The team that provides stereotactic radiosurgery includes not only a radiation oncologist and a neurosurgeon, but also a physicist and a nurse. Important logistical support in obtaining insurance preauthorization and scheduling on the day of the radiosurgical treatment is provided by a dedicated administrative assistant.
On the day of treatment, before treatment can occur, a dedicated set of images to guide treatment is obtained after the placement of a stereotactic headframe on the patient’s head by the neurosurgeon. These images may include MRI, CT, and angiography. These images are sent to a dedicated computer where the treatment plan is developed by the physicist, radiation oncologist, and neurosurgeon. The plan is evaluated in virtual reality and optimized before any treatment is delivered. Only after the treatment plan has been approved by the radiation oncologist, physicist, and neurosurgeon can treatment start.
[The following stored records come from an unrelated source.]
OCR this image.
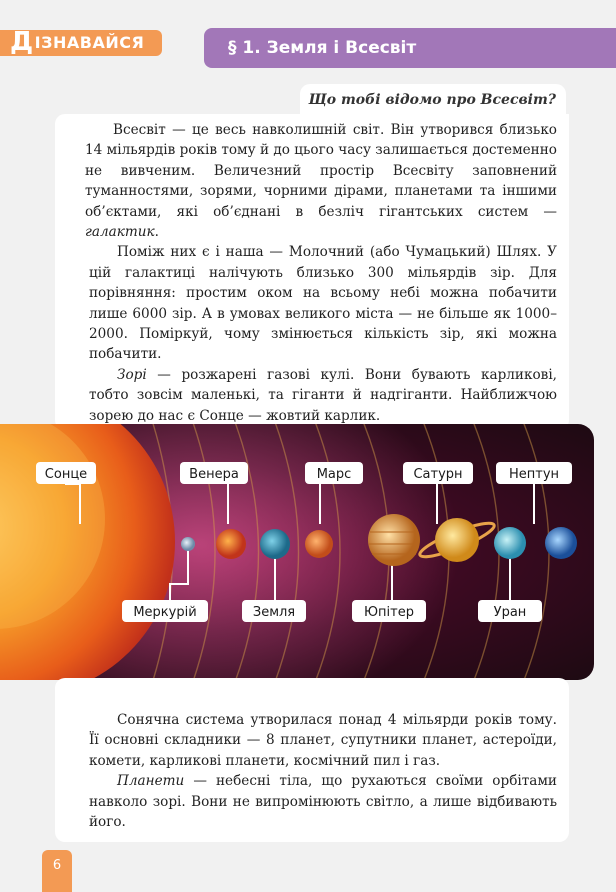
ДІЗНАВАЙСЯ	§ 1. Земля і Всесвіт
Що тобі відомо про Всесвіт?

Всесвіт — це весь навколишній світ. Він утворився близько 14 мільярдів років тому й до цього часу залишається достеменно не вивченим. Величезний простір Всесвіту заповнений туманностями, зорями, чорними дірами, планетами та іншими об’єктами, які об’єднані в безліч гігантських систем — галактик.

Поміж них є і наша — Молочний (або Чумацький) Шлях. У цій галактиці налічують близько 300 мільярдів зір. Для порівняння: простим оком на всьому небі можна побачити лише 6000 зір. А в умовах великого міста — не більше як 1000–2000. Поміркуй, чому змінюється кількість зір, які можна побачити.

Зорі — розжарені газові кулі. Вони бувають карликові, тобто зовсім маленькі, та гіганти й надгіганти. Найближчою зорею до нас є Сонце — жовтий карлик.

Сонце	Венера	Марс	Сатурн	Нептун
Меркурій	Земля	Юпітер	Уран

Сонячна система утворилася понад 4 мільярди років тому. Її основні складники — 8 планет, супутники планет, астероїди, комети, карликові планети, космічний пил і газ.

Планети — небесні тіла, що рухаються своїми орбітами навколо зорі. Вони не випромінюють світло, а лише відбивають його.

6
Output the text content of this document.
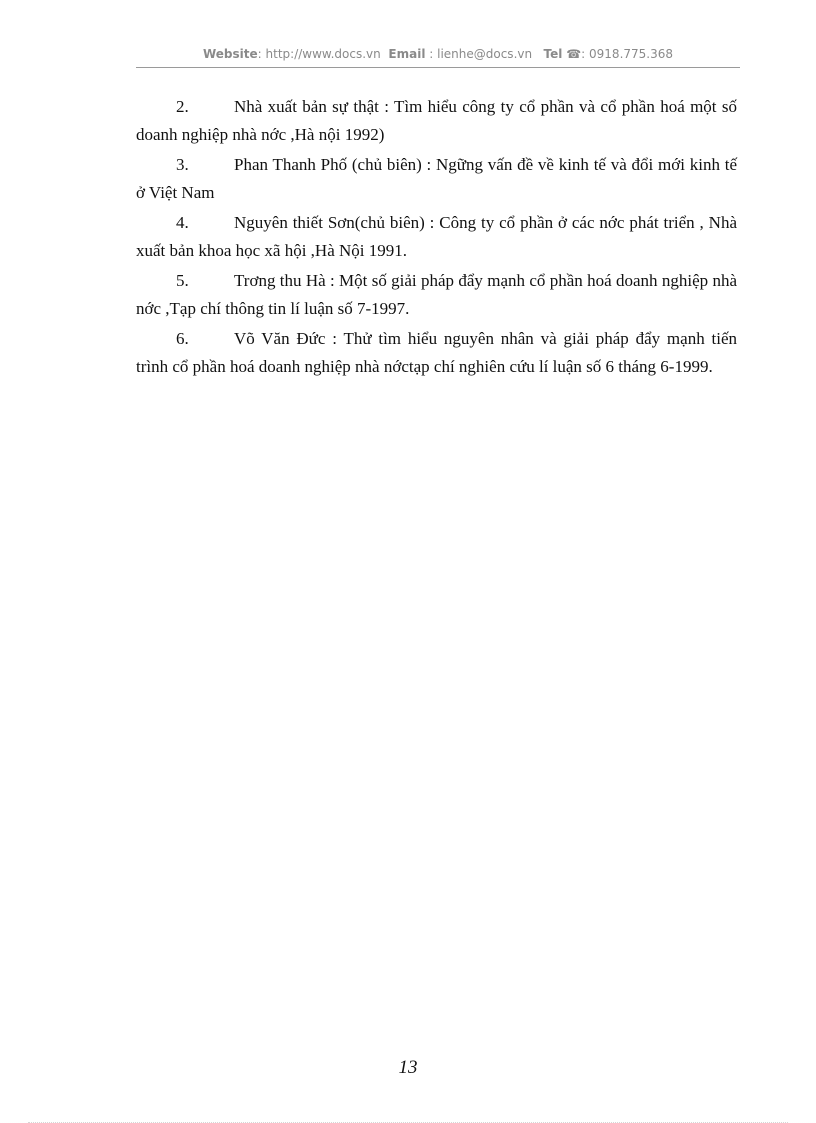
Website: http://www.docs.vn Email : lienhe@docs.vn Tel ☎: 0918.775.368
2.	Nhà xuất bản sự thật : Tìm hiểu công ty cổ phần và cổ phần hoá một số doanh nghiệp nhà nớc ,Hà nội 1992)
3.	Phan Thanh Phố (chủ biên) : Ngững vấn đề về kinh tế và đổi mới kinh tế ở Việt Nam
4.	Nguyên thiết Sơn(chủ biên) : Công ty cổ phần ở các nớc phát triển , Nhà xuất bản khoa học xã hội ,Hà Nội 1991.
5.	Trơng thu Hà : Một số giải pháp đẩy mạnh cổ phần hoá doanh nghiệp nhà nớc ,Tạp chí thông tin lí luận số 7-1997.
6.	Võ Văn Đức : Thử tìm hiểu nguyên nhân và giải pháp đẩy mạnh tiến trình cổ phần hoá doanh nghiệp nhà nớctạp chí nghiên cứu lí luận số 6 tháng 6-1999.
13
The same headframe that was placed at the beginning of the day before the imaging is then used to position the patient’s head with submillimeter accuracy for treatment. A number of successive adjustments of the position of the patients’ head may be required to give the total treatment, but the entire treatment will be completed in a single visit to the Gamma Knife Center. Following removal of the headframe, the patient is either discharged home or may be admitted for overnight observation. There is no prolonged recovery time; most patients resume their normal activities within 1-2 days. Followup is shared with the referring physicians and the physicians who delivered the treatment and usually includes periodic additional imaging of the brain as well as clinical assessments of benefits and side-effects.